Secured personal loans require collateral — an asset you pledge that the lender can claim if you default. Common collateral types: a savings account or CD (held at the lender), a vehicle (lender holds the title), or investment accounts. Because the lender has a direct claim on a specific asset, they take on less risk and charge lower rates.
Rate Comparison in 2026
Unsecured personal loans: 6%–36% APR depending on creditworthiness. Secured personal loans using savings/CD as collateral: typically 2%–8% APR. Secured auto equity loans: 5%–15% APR. The rate difference can be dramatic — a borrower who would get 22% unsecured might get 7%–10% secured, saving thousands over the loan term.

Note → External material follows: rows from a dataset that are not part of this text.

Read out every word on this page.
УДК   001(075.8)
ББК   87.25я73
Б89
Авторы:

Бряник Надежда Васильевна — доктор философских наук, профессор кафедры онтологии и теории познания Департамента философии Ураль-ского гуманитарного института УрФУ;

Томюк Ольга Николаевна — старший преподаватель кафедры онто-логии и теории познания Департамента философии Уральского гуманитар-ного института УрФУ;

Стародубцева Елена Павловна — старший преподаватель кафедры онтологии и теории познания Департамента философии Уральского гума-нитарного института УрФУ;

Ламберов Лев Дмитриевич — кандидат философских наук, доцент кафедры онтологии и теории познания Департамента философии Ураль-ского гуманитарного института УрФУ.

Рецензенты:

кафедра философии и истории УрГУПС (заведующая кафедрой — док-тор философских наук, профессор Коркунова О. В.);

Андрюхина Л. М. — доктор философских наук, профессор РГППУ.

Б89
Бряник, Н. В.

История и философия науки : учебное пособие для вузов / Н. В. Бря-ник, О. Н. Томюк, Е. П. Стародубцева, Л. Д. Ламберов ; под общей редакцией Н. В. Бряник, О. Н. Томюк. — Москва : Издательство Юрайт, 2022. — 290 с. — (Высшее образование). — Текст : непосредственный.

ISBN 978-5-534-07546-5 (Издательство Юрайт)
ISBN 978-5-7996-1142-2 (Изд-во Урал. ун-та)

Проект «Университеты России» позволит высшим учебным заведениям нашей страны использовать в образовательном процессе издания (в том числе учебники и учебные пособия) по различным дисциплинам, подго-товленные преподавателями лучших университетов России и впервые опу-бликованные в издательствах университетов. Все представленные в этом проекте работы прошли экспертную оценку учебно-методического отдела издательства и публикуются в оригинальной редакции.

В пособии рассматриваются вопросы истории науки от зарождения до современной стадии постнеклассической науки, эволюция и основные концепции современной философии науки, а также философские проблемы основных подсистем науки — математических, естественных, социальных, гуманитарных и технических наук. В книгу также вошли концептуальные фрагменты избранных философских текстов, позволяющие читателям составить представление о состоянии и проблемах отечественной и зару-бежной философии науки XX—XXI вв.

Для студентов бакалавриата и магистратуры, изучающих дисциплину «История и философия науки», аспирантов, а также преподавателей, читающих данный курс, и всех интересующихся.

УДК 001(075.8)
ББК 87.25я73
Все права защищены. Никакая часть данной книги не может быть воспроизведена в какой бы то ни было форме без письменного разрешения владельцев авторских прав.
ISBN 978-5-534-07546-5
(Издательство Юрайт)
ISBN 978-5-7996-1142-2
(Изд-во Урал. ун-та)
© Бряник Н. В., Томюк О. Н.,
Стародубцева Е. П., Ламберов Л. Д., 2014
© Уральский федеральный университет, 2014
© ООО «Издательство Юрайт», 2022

How to Choose: A Framework
Choose an unsecured loan if: your credit score qualifies for a competitive rate (700+), you don't have collateral you're comfortable risking, you're borrowing a modest amount ($5,000–$15,000), or you want the simplest application process.
Choose a secured loan if: you have collateral (especially a savings account or CD at a credit union), your credit score is weak and unsecured rates would be excessive (above 25%), you're borrowing a larger amount ($15,000+), or you're specifically trying to build credit with a credit builder loan.
The Real Risk of Secured Loans
The lower rate comes with genuine risk. If you secure a loan with your car and can't make payments, the lender can repossess the car — even if you need it to get to work. If you secure against your savings account, the lender freezes those funds. Before pledging collateral, honestly assess whether you could make the payments even if your income dropped by 20–30%.
The Special Case: Credit Builder Loans
Credit builder loans are a unique type of secured loan specifically designed for people building or rebuilding credit. You make monthly payments into a savings account, and at the end of the term, you receive the accumulated funds. The payments are reported to credit bureaus, building your credit history. Many credit unions and fintechs (Self, Kikoff) offer these at very low cost. If your goal is credit building rather than accessing cash, a credit builder loan is often the best tool available.